What?  Does that mean I shouldn't call him with advice about his crowded hosta garden and how he could better utilize his free time?   Hmmmm.  Maybe I could just give him my opinion. 

Prairie Eydie
 The Art of Giving Advice

I love to give advice. I am compelled to give advice. I must correct all your poor choices and solve all your problems. Deep in the dark caverns of my soul, I know just what you need. For this reason, I am going to give you this excellent advice: Do not give advice!

Advice contains the word vice for a reason. Giving advice is a vice. Just as smoking, watching Fox News, and listening to Rachel Maddow are vices.

Parents, like myself, especially like to give our adult children advice. Be honest! Why would they listen to your advice after watching you stumble through life?  Now that they are adults and out of the nest, let them make their own decisions. They are much closer to the facts and are smart, successful adults. They have a constitutional right to screw up their own lives.

I have found the best way to give advice to your children is to find out what they want and then advise them to do it.” Harry S. Truman

Bookstore’s self-help sections are huge. We read these books and completely ignore the advice. No one ever lost money publishing a book on dieting. If we are following dieting advice, why is half the country obese? And how about books on managing our money? If we are following that advice, why is 90% of the country in hock?

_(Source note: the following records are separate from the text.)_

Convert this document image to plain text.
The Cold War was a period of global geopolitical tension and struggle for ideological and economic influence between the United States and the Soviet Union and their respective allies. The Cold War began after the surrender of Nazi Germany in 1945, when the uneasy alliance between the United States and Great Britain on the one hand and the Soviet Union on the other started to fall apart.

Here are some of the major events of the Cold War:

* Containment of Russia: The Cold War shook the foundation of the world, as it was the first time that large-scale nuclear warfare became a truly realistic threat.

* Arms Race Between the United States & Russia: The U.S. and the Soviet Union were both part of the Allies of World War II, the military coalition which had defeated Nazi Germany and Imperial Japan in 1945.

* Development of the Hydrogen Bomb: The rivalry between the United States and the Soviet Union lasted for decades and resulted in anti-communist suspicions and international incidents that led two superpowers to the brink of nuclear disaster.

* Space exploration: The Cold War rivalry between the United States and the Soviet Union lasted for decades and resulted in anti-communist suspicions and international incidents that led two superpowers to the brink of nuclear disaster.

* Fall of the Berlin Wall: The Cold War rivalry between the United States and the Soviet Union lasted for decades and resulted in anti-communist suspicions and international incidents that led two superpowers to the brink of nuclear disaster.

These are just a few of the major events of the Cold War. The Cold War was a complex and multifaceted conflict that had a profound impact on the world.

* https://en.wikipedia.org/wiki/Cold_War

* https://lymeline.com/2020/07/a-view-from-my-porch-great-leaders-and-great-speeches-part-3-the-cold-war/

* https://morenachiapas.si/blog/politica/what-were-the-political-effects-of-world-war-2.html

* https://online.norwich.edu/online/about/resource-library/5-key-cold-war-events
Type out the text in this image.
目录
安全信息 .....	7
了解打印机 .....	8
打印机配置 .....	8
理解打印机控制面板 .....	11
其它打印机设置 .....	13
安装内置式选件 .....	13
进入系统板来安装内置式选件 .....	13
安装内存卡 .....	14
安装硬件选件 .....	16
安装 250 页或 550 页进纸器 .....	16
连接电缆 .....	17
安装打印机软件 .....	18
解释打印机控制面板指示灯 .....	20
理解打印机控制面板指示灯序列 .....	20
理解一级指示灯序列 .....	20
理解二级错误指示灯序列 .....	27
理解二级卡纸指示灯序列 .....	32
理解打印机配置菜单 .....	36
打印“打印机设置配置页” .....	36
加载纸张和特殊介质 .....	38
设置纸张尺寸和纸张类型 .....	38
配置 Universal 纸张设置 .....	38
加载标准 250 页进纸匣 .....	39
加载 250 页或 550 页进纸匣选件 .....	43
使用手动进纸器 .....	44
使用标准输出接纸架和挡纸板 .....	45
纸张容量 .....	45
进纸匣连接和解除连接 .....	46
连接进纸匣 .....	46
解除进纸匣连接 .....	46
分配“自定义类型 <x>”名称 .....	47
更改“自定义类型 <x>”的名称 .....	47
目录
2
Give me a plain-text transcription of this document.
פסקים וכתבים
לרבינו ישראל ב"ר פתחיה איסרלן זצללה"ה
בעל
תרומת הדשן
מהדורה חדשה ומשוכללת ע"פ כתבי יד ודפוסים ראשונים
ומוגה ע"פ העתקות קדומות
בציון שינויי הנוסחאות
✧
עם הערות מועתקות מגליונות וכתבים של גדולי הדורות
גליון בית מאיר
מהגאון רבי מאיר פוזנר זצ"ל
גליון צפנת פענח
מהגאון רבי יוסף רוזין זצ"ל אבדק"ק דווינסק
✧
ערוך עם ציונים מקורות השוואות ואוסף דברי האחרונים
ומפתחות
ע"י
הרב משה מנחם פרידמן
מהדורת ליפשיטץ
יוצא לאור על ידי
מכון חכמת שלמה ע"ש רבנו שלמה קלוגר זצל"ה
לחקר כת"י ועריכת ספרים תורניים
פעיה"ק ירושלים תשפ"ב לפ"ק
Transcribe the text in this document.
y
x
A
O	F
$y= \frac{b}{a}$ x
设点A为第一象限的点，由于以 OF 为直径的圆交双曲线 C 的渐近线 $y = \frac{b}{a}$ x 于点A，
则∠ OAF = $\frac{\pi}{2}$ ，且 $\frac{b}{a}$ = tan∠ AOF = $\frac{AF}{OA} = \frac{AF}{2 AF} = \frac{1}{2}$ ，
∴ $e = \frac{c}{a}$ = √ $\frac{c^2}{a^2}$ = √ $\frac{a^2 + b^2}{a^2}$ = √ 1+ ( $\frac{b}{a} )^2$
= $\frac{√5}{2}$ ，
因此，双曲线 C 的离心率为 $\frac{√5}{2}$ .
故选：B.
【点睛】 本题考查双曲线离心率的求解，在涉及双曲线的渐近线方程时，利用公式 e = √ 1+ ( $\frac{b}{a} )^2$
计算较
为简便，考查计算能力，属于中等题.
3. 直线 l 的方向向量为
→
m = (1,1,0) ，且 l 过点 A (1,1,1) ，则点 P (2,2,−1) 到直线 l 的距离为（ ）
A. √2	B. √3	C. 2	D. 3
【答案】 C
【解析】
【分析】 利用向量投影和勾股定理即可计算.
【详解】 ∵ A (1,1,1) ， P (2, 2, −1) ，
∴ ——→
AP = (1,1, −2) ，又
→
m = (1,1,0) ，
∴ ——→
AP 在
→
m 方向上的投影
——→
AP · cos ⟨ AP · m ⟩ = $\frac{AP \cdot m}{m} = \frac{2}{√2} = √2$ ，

My pastor gives me great advice every Sunday. Unfortunately, it is sucked out of my brain by the church doors as I walk out. I go home and ask my wife the pastor's three main points. Neither of us have any idea.

I cannot remember a time when I took anyone’s advice. Heck, I don't even listen to my doctor and I am paying him to give me advice.

A word to the wise ain't necessary - it's the stupid ones that need the advice.” Bill Cosby
Lets face it. We all know the right thing to do. It is implanted in our minds and called a conscience. We do not need someone else yacking in our ears telling us what we should do. We already know that and have decided to ignore it.

No one wants advice - only corroboration.John Steinbeck

Here is some more, unsolicited, sage advice. If once or twice during your lifetime, someone comes to you and actually asks for advice, tell them you do not give advice. But tell them you will give them your opinion. Then check and see if they follow your opinion. If not, don’t waste time offering any more opinions. They are just “funnin” you.